The prime minister also announced $240 million to boost online access to health services, including mental-health treatment and virtual access to family doctors for primary care, and the creation of a special council tasked with ensuring Canada can obtain more protective equipment.

Public Procuremen­t Minister Anita Anand said the council will include members from business and civil society, including the Canadian Chamber of Commerce and the Canadian Red Cross, and will be charged with buying equipment from abroad and developing it at home.

Anand went on to outline some of the initiative­s that the federal government has pursued to obtain more protective equipment for frontline workers, including hiring the U.S. shipping firm UPS to ferry equipment from Shanghai.

Agreements have also been reached with New Brunswick-based biotech firm LuminUltra to produce 500,000 COVID-19 tests per week until next year after Ottawa was able to facilitate the delivery of important chemicals for the tests from China last week.

Yet even as Anand was hailing one made-inCanada solution to the country’s need for more tests, federal officials were playing down the recall of another test that was being hailed by some last month as a major advance in the fight against COVID-19.
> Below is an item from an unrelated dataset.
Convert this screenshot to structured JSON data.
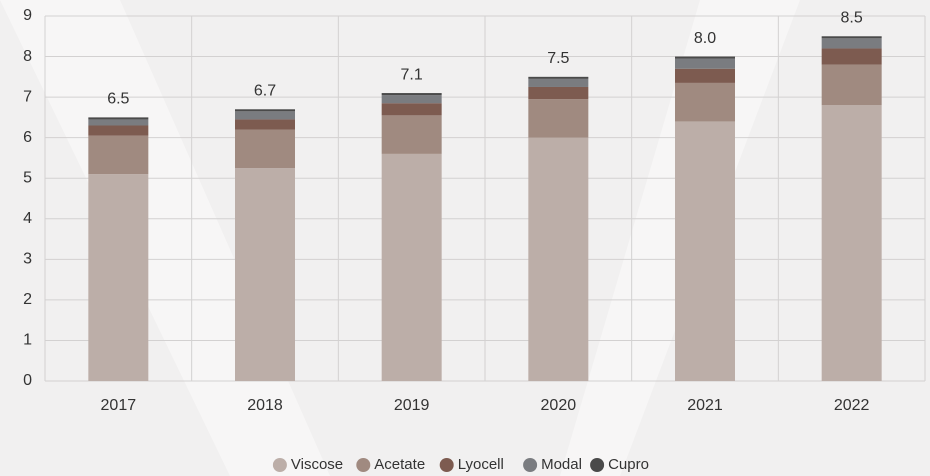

Ottawa-based Spartan Bioscience’s announceme­nt Sunday that it was voluntaril­y recalling its rapid test for COVID-19 after Health Canada expressed concern about its effectiven­ess nonetheles­s represente­d a setback for expanded testing in the country.

Health Canada first approved the tests on April 13 and they were set to be rolled out by three provinces.

Canada’s chief public health officer Dr. Theresa Tam said during a COVID19 briefing in Ottawa that the recall of 5,500 testing kits won’t affect the national testing goal of 60,000 people a day, since that figure is based on systems already in use.